Some microbial species' requirements for life include not only particular nutrients but chemical signals of various kinds, some of which depend, both directly and indirectly, on other species being nearby. Thus not only nutrient requirements but other chemical requirements can stand in the way of culturing species in isolation.
Lewis Thomas put fastidiousness and the challenge of culturing isolates into logical context in his 1974 book Lives of a Cell: "It has been estimated that we probably have real knowledge of only a small proportion of the microbes of the earth, because most of them cannot be cultivated alone. They live together in dense, interdependent communities, feeding and supporting the environment for each other, regulating the balance of populations between different species by a complex system of chemical signals. With our present technology, we can no more isolate one from the rest, and rear it alone, than we can keep a single bee from drying up like a desquamated cell when removed from his hive." One of the logical corollaries of this passage is that the inseparability of many species from their native ecological contexts is quite natural and reflects only the ubiquity of interdependencies in ecological systems—not any weakness, frailty, stubbornness, or rarity of any species.

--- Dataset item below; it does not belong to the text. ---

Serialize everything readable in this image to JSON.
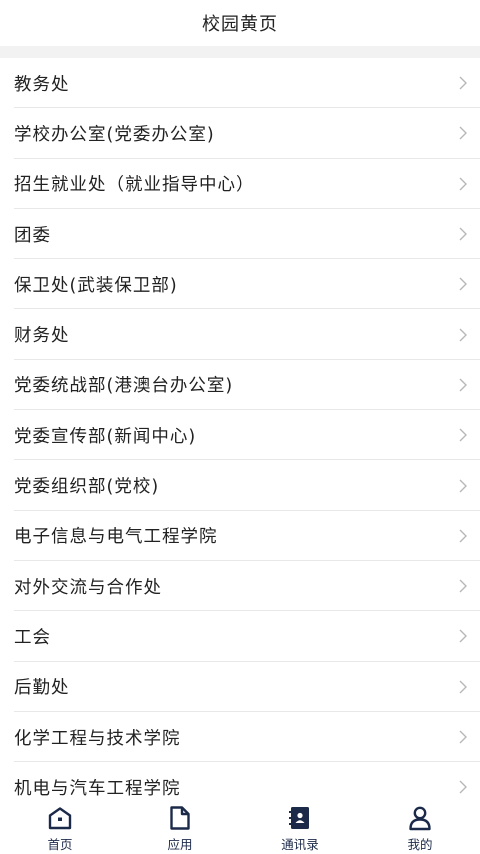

Regarding Lewis's point about the limits of humans' ability to discover greater knowledge of microbes—from individual species and strains to whole microbial communities—another pair of facts is relevant. On one hand, it is true that in the decades since he wrote Lives of a Cell, the development of omics, made possible by greatly increased throughput of sequencing and digital analytics of the resultant data, has greatly expanded humans' ability to learn more about microbes because their aggregated biochemical footprints and fingerprints, as it were, can now be analyzed and quantified (for example, genomics, microbiomics, metabolomics, metagenomics/ecogenomics). But on the other hand, for learning more about prokaryotes, the limits of culturing are still relevant even after the -omics revolution, for about the same reason that in eukaryote pathology, cytopathology still needs histopathology as its whole-tissue counterpart: there are things we can learn from whole microbial cells that we can't learn from their constituent molecules alone, just as there are things we can learn from whole eukaryotic tissues that we can't learn from their constituent cells alone (for example, the limits of aspiration cytology alone versus histopathology in concert).